Paris, Le Perroquet, numéro 5455, été 1985

(juin 1985)

« PAS ASSEZ FAIT, PAS ASSEZ FAIT ! »

A PROPOS DES HOMMES DE LA M.O.I. ET DU FILM « TERRORISTES A LA RETRAITE »

Natacha Michel

Il n’est pas indifférent que les prises de position des quinze dernières années à propos de la Résistance aient accompagné ou ouvert une vague réactive de l’opinion.

Qu’il s’agisse de documentaire ou de fiction, du « Chagrin et de la Pitié », de l’exécrable « Portier de Nuit », ou de « Lacombe Lucien », et cas extrême aujourd’hui, des « Terroristes à la retraite » — et alors qu’à chaque fois il est affirmé vouloir donner un éclairage qui efface le simplisme, corriger une vision idyllique, héroïque et non contradictoire, dont le PCF et le Gaullisme à travers leur monopole sur cette période, détenaient la propriété, ou apporter des documents nouveaux — la voie qui s’ouvre, et qui se voudrait tierce, est celle d’une révision : sous toute grande cause, les ténèbres seraient telles, le labyrinthe des objectifs si impénétrable que cette grande cause ne cacherait qu’une abomination dont on aurait pu se dispenser en ne l’embrassant pas. En fait de clarté, il s’agit de celle fixe et blanche de la démission. Ainsi, « Le Chagrin et la Pitié » entendait révéler pour la première fois, dans une atmosphère pompidolienne où une légère rectification du nez de Cléopâtre du Gaul-lisme ne semblait pas inutile, que la France n’avait « pas toute » été résistante. Ce truisme n’avait de sens que parce qu’il gommait l’exception de ceux qui avaient agi. « Lacombe Lucien », par le jeu du hasard qui préside aux choix, et une sorte de naturalisme de la volonté, faisait que c’était « d’aventure » qu’on se retrouvait milicien ou victime. Plus banal et plus abject, « Portier de Nuit » procédait à l’identification du bourreau et de la victime au nom d’une attirance sexuelle dont l’enfer est dans chacun, et dont l’ambivalence était supposée faire le sel. Il n’était en fait alors question que d’amorcer le contre-courant goulagien.

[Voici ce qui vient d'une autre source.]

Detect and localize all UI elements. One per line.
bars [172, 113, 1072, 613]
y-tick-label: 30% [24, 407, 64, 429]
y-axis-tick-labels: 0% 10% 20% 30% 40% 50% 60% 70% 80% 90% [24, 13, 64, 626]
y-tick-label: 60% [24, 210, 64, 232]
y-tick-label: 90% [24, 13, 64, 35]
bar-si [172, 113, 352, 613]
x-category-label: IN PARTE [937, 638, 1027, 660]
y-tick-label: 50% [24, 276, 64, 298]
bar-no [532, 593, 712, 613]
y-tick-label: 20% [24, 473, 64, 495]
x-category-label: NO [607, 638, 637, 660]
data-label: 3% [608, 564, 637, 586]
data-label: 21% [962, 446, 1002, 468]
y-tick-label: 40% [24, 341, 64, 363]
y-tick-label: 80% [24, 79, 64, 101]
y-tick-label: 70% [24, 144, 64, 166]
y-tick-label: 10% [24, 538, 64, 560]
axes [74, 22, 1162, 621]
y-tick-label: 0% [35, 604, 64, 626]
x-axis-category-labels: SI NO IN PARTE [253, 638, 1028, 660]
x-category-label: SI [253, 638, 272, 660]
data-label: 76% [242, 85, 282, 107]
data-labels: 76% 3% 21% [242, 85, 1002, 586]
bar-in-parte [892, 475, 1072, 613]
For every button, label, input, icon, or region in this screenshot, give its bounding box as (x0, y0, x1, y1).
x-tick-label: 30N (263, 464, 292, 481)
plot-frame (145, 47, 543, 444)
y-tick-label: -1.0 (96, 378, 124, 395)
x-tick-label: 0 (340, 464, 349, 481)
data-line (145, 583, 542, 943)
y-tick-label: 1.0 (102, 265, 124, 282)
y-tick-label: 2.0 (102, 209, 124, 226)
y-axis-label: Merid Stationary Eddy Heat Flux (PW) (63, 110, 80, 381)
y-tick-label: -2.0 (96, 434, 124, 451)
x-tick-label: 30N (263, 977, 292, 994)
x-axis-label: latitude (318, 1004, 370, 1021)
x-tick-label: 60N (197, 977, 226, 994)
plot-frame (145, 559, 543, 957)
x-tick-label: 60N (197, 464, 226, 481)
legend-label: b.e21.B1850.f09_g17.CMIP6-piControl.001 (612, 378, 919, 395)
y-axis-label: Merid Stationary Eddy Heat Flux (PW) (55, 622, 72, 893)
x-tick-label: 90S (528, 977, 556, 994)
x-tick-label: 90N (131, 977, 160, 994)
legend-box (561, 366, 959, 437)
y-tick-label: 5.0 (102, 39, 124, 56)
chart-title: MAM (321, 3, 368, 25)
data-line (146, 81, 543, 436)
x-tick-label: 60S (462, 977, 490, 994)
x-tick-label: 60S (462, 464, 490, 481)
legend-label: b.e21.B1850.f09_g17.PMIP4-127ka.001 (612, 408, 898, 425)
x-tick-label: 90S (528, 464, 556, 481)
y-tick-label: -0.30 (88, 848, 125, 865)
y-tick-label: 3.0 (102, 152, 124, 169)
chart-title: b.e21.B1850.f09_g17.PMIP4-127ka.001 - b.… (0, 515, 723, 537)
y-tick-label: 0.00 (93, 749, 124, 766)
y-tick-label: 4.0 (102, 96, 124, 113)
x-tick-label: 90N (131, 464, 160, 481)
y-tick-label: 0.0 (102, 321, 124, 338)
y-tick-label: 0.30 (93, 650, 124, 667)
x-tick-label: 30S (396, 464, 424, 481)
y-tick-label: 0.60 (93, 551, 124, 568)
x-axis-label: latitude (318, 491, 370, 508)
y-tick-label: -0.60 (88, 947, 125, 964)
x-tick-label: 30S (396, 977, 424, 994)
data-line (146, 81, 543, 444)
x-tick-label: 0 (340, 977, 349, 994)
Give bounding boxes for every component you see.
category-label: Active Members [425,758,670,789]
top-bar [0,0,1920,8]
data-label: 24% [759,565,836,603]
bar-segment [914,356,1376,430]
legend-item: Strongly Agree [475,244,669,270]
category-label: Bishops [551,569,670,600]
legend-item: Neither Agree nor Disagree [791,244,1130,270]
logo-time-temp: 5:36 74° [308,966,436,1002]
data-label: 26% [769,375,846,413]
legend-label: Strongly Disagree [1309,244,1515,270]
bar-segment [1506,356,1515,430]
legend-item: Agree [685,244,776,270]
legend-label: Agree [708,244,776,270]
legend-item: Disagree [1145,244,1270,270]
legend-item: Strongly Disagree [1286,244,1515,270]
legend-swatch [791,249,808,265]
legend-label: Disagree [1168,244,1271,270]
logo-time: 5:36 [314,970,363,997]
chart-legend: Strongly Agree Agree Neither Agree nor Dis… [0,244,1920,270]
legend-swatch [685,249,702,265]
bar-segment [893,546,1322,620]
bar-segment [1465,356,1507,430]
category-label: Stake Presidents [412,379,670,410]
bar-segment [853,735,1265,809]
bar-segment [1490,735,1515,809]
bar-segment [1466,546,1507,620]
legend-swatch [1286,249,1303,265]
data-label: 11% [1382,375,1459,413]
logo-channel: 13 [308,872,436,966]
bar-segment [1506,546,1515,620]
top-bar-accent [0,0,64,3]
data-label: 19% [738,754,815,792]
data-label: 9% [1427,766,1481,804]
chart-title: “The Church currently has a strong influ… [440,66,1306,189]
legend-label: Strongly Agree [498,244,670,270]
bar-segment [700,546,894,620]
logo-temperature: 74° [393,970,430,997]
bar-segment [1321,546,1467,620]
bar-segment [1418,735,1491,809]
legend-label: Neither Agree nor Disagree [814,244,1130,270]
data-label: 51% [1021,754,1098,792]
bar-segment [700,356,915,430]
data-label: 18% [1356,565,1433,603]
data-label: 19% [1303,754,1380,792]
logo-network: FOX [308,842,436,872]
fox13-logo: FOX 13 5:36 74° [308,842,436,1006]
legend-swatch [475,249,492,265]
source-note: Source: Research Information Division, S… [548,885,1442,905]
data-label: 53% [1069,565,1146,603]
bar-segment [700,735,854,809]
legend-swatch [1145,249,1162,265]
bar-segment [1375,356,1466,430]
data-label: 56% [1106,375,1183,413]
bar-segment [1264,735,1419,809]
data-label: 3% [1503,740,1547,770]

Aujourd’hui, au travers du procès qui commence de toutes parts à s’instruire contre le PCF, sa politique avant, pendant et après la guerre, les « Terroristes à la retraite », tout en mettant en images les Résistants de la M.O.I., tombent dans une ornière semblable. Prétendant ouvrir la troisième voie, excédant gaullistes et PCF, — et conduisant d’ailleurs ceux-ci au front Commun — ce film qui donne la parole aux sujets de l’histoire, aboutit au contraire de ce qu’il déclare vouloir faire : restituer à ces hommes la propriété plénière de leurs actes. Non pas à la reconnaissance des hommes de la M.O.I., immigrés, résistants, politiques, mais en prenant abri derrière la politique stalinienne, à l’instrumentation de la figure militante et signifiante des hommes de la M.O.I. Cette contradiction entre les intentions proclamées et les résultats se donnant dans le partage du film entre sujets et commentateurs que le film réunit mais ne confronte jamais, ne fournissant donc ainsi jamais l’occasion aux hommes de la M.O.I. de se prononcer et laissant toute latitude au commentaire de l’expérimentateur historien : jeunes exaltés prêts à se sacrifier, car n’ayant rien à perdre, ou vengeurs de leurs familles décimées, instruments, désespérados d’une politique qui les dépassaient.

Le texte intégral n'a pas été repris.